DURING this pandemic, we usually hear the word “flattening the curve” from our medical experts. What does it mean? It means inhibiting new infections to reduce the number of cases at any given time, allowing health care services to better manage the volume of patients.
You may have seen a graph on social media called flattening the curve. The graph shows a tall, narrow curve and a short, wide curve. Through the graph is a line that shows how many people are sick that hospitals can treat. The tall curve goes above the line. That means too many people are sick at one time. We won’t have enough hospital beds for all the people who will need treatment. The flatter curve shows what happens if the spread of the virus slows down. The same number of people may get sick, but the infections happen over a longer span of time, so hospitals can treat everyone.
Now, there is a new term, “flatten the fear.” There is a group of doctors in the US who is advocating this. It is being replicated in the Philippines by some medical experts. The advocates said: “Together we ‘flattened the curve.’ Now, it’s time to ‘flatten the fear.’” Doctors from different countries are saying, “It’s okay to get back to work and re-open their respective country.”
The Philippines’ group is headed by former Health Secretary Jaime Galvez-Tan.
The group recommended hydroxychloroquine (HCQ) as an oral prophylaxis or as a preventive measure against Covid-19. Called Concerned Doctors and Citizens of the Philippines (CDC-Phi), the group touted HCQ as an effective, safe, inexpensive and readily available intervention that focuses on early treatment and home quarantine for most patients and as a prophylaxis for high-risk individuals, such as medical frontliners.
They proposed to President Rodrigo Duterte that the country adopt a national protocol for prophylaxis and early treatment of Covid-19, aimed at reducing hospitalization and preventing loss of lives.
The group is also advocating for an end to quarantine lockdowns so that people can rebuild their lives. They group is willing to sit down with the Inter-agency Task Force for the Management of Emerging Infectious Disease (IATF) to discuss their proposal that can be implemented at the barangay level.
The World Health Organization (WHO) removed the HCQ as one of the drugs included in the solidarity trial for possible Covid-19 cure. The WHO said it discontinued the use of HCQ, which is used in treating malaria, after it was proven that it did not offer any reduction in mortality among hospitalized Covid-19 patients. However, some members of the CDC-PH claimed that most countries that did not use HCQ had a higher case fatality rate than countries that used it.
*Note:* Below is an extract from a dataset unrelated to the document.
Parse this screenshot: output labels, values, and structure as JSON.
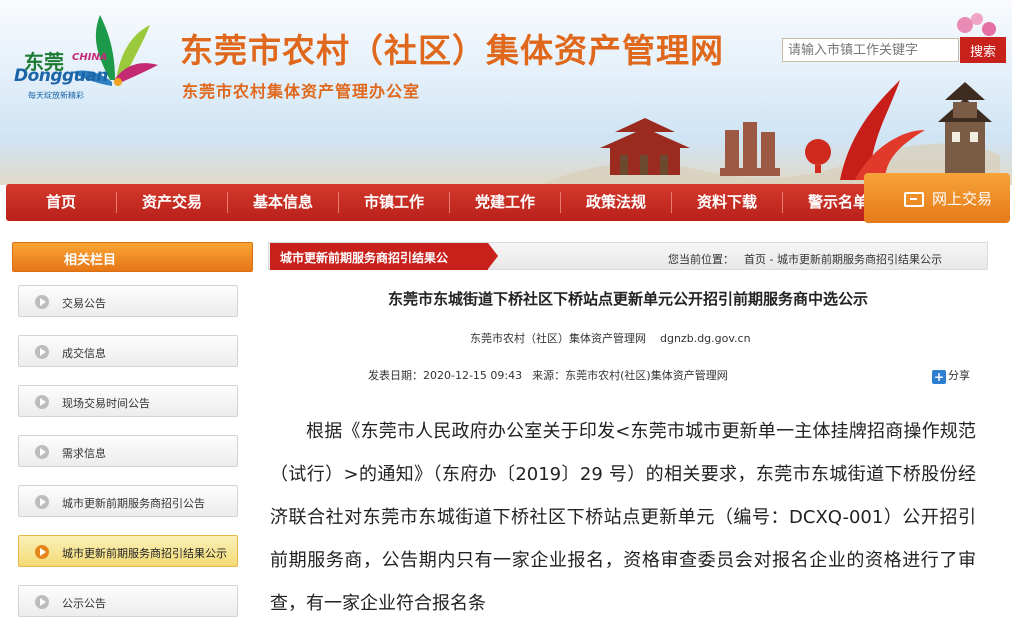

Galvez-Tan also urged the public to go out and experience the sun, soak up vitamin D, which he claimed could help boost the immune system. Most of the studies show that if you are outside, the less likely or almost no Covid-19 transmission happens as long as we are not jampacked like sardines, Galvez-Tan said. However, both Food and Drug Administration (FAD) here and in the US caution against the use of HCQ for Covid-19 outside the hospital setting or a clinical trial due to risk of heart rhythm problems.
Well, who am I to question the opinion of these medical experts? But their move is too abrupt. Experts are even debating on the distance between two passengers in public utility vehicles and promote social distancing as a protocol of preventing transmission. But here‘s some group pushing for an option, the use of medicine that is not acknowledged by no less than the FDA, a regulatory body for medicinal business and WHO, whose mandate is advocating universal healthcare, monitoring public health risks, coordinating responses to health care emergencies and promoting human health and well being. Why should we gamble?